International Astronomical Union General Assembly 2015

Issues surrounding the preservation of dark skies will be a focus during the second week (August 9-14) of the International Astronomical Union’s (IAU) General Assembly (GA) taking place in Honolulu, Hawaii. If you are planning on attending the IAU GA, here are some events related to light pollution awareness to consider.

Star Trails over Kitt Peak Star Trails over Kitt Peak. Photo Credit: James Lowenthal (Smith College)

  1. International Year of Light Lectures
    This event is Sunday, August 9 at 5pm, as a part of the IAU Day. The event will occur in Bishop Museum’s Atherton Hall. It is presented by the Scientific Organizing Committees for Focus Meetings FM 21 (Mitigating Threats of Light Pollution & Radio Frequency Interference) and FM 2 (Astronomical Heritage: Progressing the UNESCO–IAU Initiative). Admission is free into Atherton Hall for the talks; the museum itself has a reduced price for its exhibits for the day. A detailed agenda and more information can be found at http://astronomy2015.org/events#bishop.

  2. Mitigating Threats of Light Pollution & Radio Frequency Interference
    This event is a 3-day “Focus Meeting” (FM 21) from Tuesday, August 11 til midday Thursday, August 13. Called “Mitigating Threats of Light Pollution & Radio Frequency Interference”, the Focus Meeting will meet in Room 316B at the Hawaii Convention Center. There will be over 55 presentations and discussions on the significant challenges and solutions to light pollution and radio frequency interference issues. Two joint sessions with Astronomical Heritage will also be held Wednesday afternoon. See the agenda for more.

  3. Protecting Observatory Sites: Business Meeting to Shape Future Plan
    This business meeting for the IAU commission on light pollution and RFI will occur on Thursday, August 13 from 12:30 pm - 2:00 pm in Room 316B at the Hawaii Convention Center. Come help shape the future for your observatory.

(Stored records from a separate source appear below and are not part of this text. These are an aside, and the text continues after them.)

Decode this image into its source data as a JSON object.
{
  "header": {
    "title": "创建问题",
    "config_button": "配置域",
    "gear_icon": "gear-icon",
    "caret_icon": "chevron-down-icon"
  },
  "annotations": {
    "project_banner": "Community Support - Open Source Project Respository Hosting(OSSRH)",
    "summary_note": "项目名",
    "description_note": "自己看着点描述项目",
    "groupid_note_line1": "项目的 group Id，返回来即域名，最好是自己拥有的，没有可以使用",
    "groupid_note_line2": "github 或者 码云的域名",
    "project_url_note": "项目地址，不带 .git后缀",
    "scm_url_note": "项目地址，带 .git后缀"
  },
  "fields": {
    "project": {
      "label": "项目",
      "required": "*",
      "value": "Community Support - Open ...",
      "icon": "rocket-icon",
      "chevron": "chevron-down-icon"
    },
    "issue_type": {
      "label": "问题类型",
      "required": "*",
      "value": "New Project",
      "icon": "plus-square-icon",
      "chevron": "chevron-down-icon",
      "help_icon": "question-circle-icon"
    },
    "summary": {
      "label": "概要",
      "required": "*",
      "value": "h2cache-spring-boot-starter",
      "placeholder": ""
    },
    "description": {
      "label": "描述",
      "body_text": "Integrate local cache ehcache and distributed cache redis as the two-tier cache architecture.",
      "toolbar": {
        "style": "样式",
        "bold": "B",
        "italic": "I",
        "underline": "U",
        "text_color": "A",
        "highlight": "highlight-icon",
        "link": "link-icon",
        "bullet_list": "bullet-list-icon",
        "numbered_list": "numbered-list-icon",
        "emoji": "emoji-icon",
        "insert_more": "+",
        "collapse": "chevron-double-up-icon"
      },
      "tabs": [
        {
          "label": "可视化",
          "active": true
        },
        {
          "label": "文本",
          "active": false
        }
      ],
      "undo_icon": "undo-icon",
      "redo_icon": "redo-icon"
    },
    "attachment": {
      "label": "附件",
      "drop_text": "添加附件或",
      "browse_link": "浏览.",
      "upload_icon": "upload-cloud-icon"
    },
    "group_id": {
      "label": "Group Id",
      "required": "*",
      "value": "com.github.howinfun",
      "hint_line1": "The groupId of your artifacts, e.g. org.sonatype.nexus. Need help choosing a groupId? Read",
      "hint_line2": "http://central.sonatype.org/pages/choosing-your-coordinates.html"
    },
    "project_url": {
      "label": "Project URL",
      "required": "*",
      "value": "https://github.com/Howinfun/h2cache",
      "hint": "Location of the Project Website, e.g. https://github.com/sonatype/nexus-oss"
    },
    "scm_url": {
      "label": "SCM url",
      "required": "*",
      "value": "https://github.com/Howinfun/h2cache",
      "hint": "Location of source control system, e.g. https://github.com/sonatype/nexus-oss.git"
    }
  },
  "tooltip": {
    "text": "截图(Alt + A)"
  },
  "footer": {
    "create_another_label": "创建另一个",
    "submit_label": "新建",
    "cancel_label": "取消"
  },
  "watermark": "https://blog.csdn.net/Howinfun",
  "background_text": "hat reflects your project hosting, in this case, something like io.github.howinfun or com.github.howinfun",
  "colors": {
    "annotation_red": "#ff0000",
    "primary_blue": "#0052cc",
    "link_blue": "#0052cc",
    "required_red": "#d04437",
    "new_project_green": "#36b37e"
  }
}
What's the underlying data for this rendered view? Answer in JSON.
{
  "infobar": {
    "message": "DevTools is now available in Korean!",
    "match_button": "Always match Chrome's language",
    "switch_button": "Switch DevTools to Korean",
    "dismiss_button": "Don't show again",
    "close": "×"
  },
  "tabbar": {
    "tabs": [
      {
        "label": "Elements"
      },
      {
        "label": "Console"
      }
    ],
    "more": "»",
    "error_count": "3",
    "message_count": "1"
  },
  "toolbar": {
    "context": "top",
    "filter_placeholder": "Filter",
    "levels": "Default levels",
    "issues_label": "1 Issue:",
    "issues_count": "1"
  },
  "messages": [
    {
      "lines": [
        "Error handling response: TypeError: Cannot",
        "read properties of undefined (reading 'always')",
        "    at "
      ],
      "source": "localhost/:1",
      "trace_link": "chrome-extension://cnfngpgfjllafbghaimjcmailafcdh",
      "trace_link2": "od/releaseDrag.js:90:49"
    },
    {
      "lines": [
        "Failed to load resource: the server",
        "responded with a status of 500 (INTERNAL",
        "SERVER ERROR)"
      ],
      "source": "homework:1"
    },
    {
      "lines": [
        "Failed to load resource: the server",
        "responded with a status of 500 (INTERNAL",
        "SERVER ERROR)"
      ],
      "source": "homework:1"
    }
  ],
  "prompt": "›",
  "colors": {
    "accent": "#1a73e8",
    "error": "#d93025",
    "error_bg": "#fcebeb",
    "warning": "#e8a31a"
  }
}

  4. International Year of Light (IYL2015) Booth
    On Monday, August 3 through Friday, August 14, the IAU Office of Astronomy Outreach will host a booth celebrating the International Year of Light (IYL2015) through IAU-funded Cosmic Light programs. Come investigate educational activities on dark skies awareness and astronomy.

  5. Talks on Dark Skies Awareness at the IAU General Assembly:

    1. Cosmic Light: Educating the Public about the Dark Side of the International Year of Light by Constance Walker (National Optical Astronomy Observatory or NOAO) and Richard Green (Steward Observatory). The talk is in session “Division C: IAU Initiatives and the Future of Division C” on August 10, 2015 from 4:40 PM to 4:50 PM in Room 312 of the Hawaiian Convention Center.

    2. The Quality Lighting Teaching Kit: Educating the Public about the Dark Side of IYL2015 by Constance Walker (NOAO), Rebecca Levy (NOAO), and Stephen Pompea (NOAO). The talk is in session “FM 21: Education Programs Promoting Light Pollution Awareness and IYL2015” on August 13, 2015 from 9:45 AM to 10:00 AM in Room 316B of the Hawaiian Convention Center.

    3. Globe at Night: From IYA2009 to the International Year of Light 2015 and Beyond by Constance Walker (NOAO), Mark Newhouse (NOAO), and Steve Pompea (NOAO). The talk is in session “FM 21: Challenges and Solutions to Light Pollution” on August 13, 2015 from 10:45 AM to 11:00 AM in Room 316B of the Hawaiian Convention Center..

    4. Dark Skies Africa: a Prototype Project with the IAU Office of Astronomy for Development by Constance Walker (NOAO), Daniel Tellez (formerly of NOAO), and Stephen Pompea (NOAO). The talk is in session “FM 20: Task Force 3 (Public) and Regional Coordination” on August 14, 2015 from 10:50 AM to 10:55 AM in Room 316B of the Hawaiian Convention Center.